La psicóloga Bárbara Ayub (MN 57307), del equipo Psicointegral, coincide con esta mirada y resalta otra característica importante de esta tecnología: el hecho de que no cuestiona las afirmaciones de los usuarios, sino que convalida lo que le dicen. “La inteligencia artificial genera mucha adulación: tiende a confirmar lo que queremos escuchar y no fomenta el pensamiento crítico”, reflexiona la especialista. Además, destaca la disponibilidad 24/7 con la que cuentan, el hecho de que “siempre tienen una respuesta para todo”, lo que fomenta todavía más el acudir a ellas. Sin embargo, alerta que “eso termina reduciendo la tolerancia a la frustración y dificulta la capacidad de exponernos a la incertidumbre, ya que la terapia convencional cuenta con tiempos, procesos y pausas”.

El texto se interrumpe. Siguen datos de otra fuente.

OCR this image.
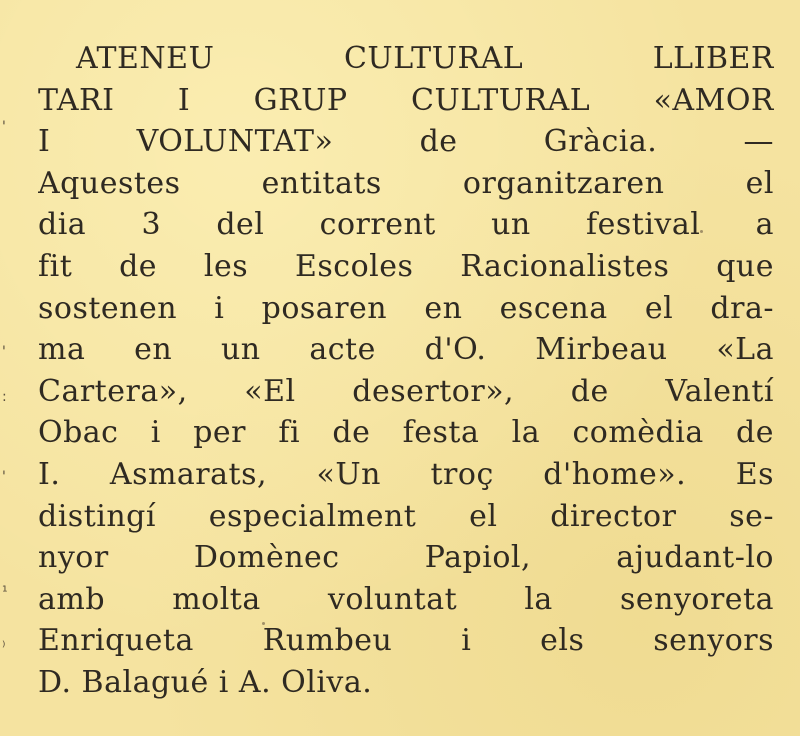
'
'
:
'
¹
⁾
ATENEU CULTURAL LLIBER
TARI I GRUP CULTURAL «AMOR
I VOLUNTAT» de Gràcia. —
Aquestes entitats organitzaren el
dia 3 del corrent un festival a
fit de les Escoles Racionalistes que
sostenen i posaren en escena el dra-
ma en un acte d'O. Mirbeau «La
Cartera», «El desertor», de Valentí
Obac i per fi de festa la comèdia de
I. Asmarats, «Un troç d'home». Es
distingí especialment el director se-
nyor Domènec Papiol, ajudant-lo
amb molta voluntat la senyoreta
Enriqueta Rumbeu i els senyors
D. Balagué i A. Oliva.
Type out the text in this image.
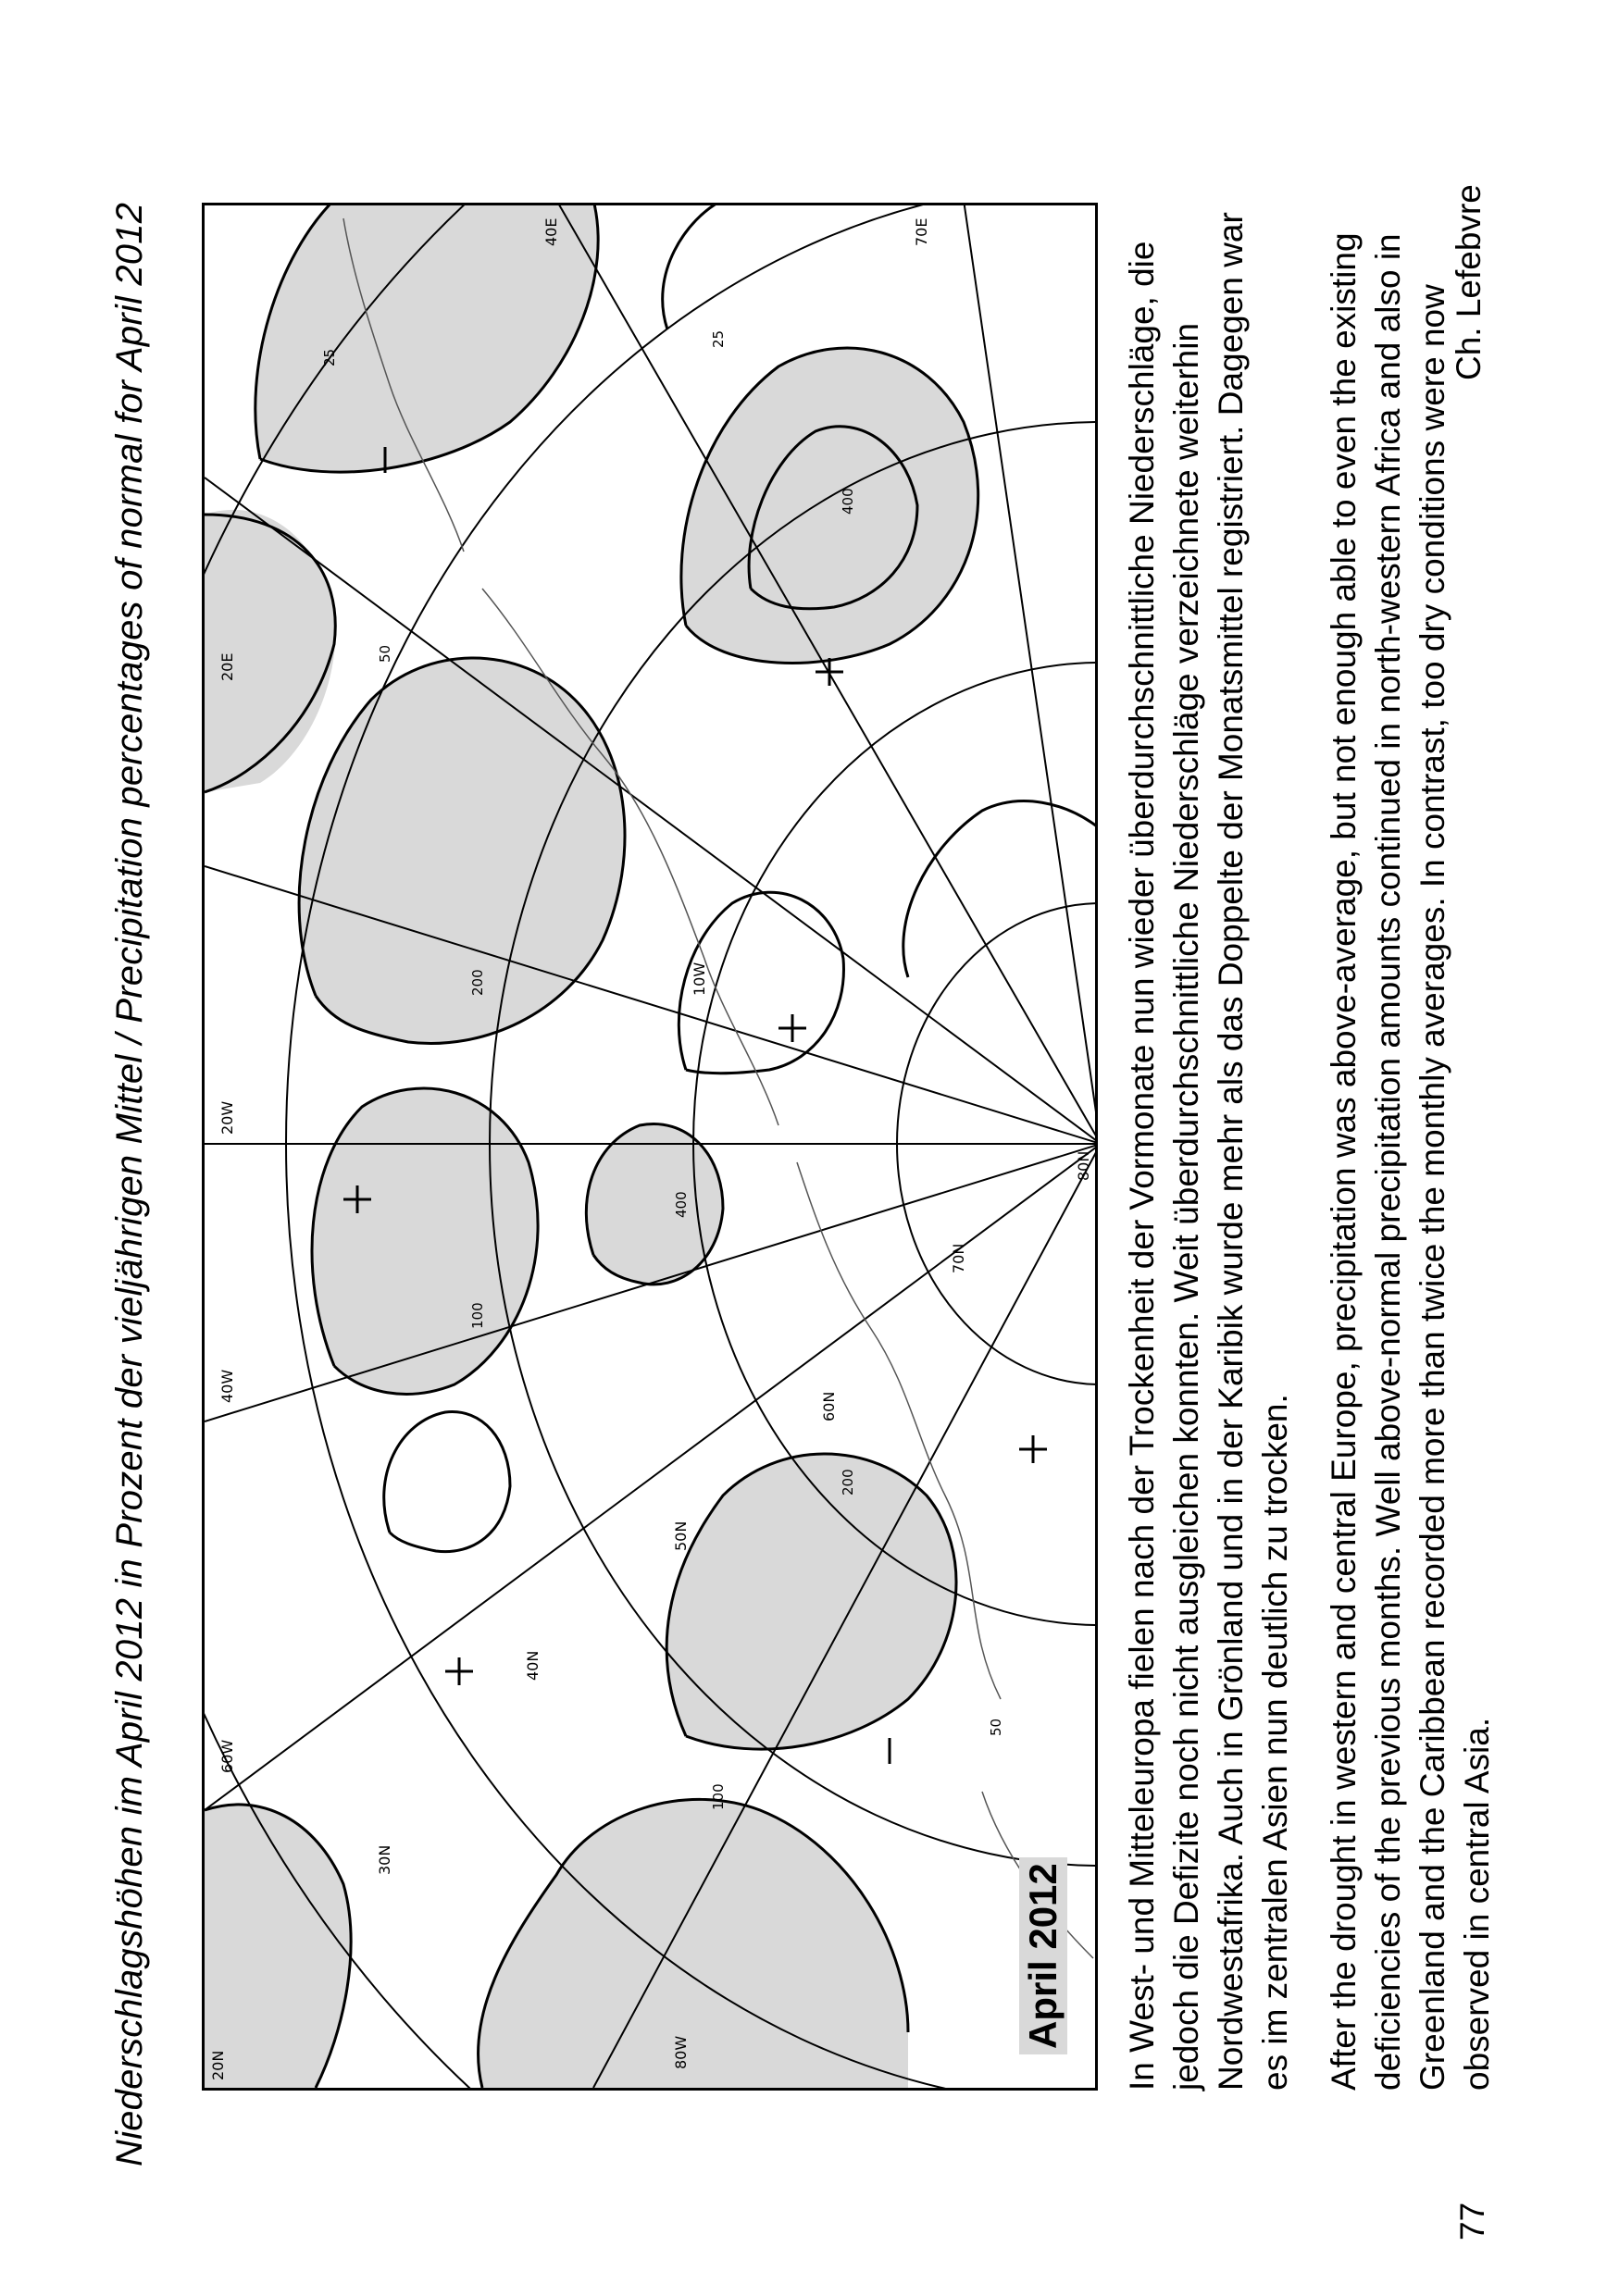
Niederschlagshöhen im April 2012 in Prozent der vieljährigen Mittel / Precipitation percentages of normal for April 2012	20N
30N
40N
50N
60N
70N
80N
80W
60W
40W
20W
10W
20E
40E	70E
100
200
400
200
50
25
100
400
50
25
April 2012 In West- und Mitteleuropa fielen nach der Trockenheit der Vormonate nun wieder überdurchschnittliche Niederschläge, die jedoch die Defizite noch nicht ausgleichen konnten. Weit überdurchschnittliche Niederschläge verzeichnete weiterhin Nordwestafrika. Auch in Grönland und in der Karibik wurde mehr als das Doppelte der Monatsmittel registriert. Dagegen war es im zentralen Asien nun deutlich zu trocken. After the drought in western and central Europe, precipitation was above-average, but not enough able to even the existing deficiencies of the previous months. Well above-normal precipitation amounts continued in north-western Africa and also in Greenland and the Caribbean recorded more than twice the monthly averages. In contrast, too dry conditions were now observed in central Asia.
Ch. Lefebvre
77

“La psicología viene mostrando desde hace décadas que el bienestar profundo no depende únicamente de sentirnos cómodos o comprendidos”, agrega Sánchez Agostini y sostiene que la felicidad -entendida como una vida con sentido y propósito- está estrechamente ligada a nuestra capacidad de vincularnos, de contribuir al bien de otros y de formar parte de algo más grande que nosotros mismos. “En otras palabras, no encontramos una vida lograda solamente en aquello que recibimos, sino también en aquello que somos capaces de dar”, advierte.
A ese respecto, Rojas Estapé también señalaba: “Crecer psicológicamente exige a veces frustrarse, corregirse, asumir límites. Si todo el tiempo recibimos un reflejo complaciente, corremos el riesgo de debilitarnos por dentro”. Las consecuencias de esto ya se están viendo y, de hecho, según un estudio conjunto de OpenAI y el MIT Media Lab las interacciones de voz con ChatGPT diarias se correlacionaban con mayor soledad; esto muestra que una dependencia grande con estas herramientas puede desplazar la conexión humana real.
“Quizás el desafío de esta época sea aprovechar las posibilidades que ofrece la tecnología, y también cuidar que no reemplace aquellos espacios donde seguimos encontrándonos con otros seres humanos reales. Porque es en esos encuentros -imperfectos, exigentes y a veces incómodos- donde se desarrollan las capacidades más valiosas de la vida humana: amar, comprometernos, cuidar y dejarnos transformar por los demás”, concluye Sánchez Agostini.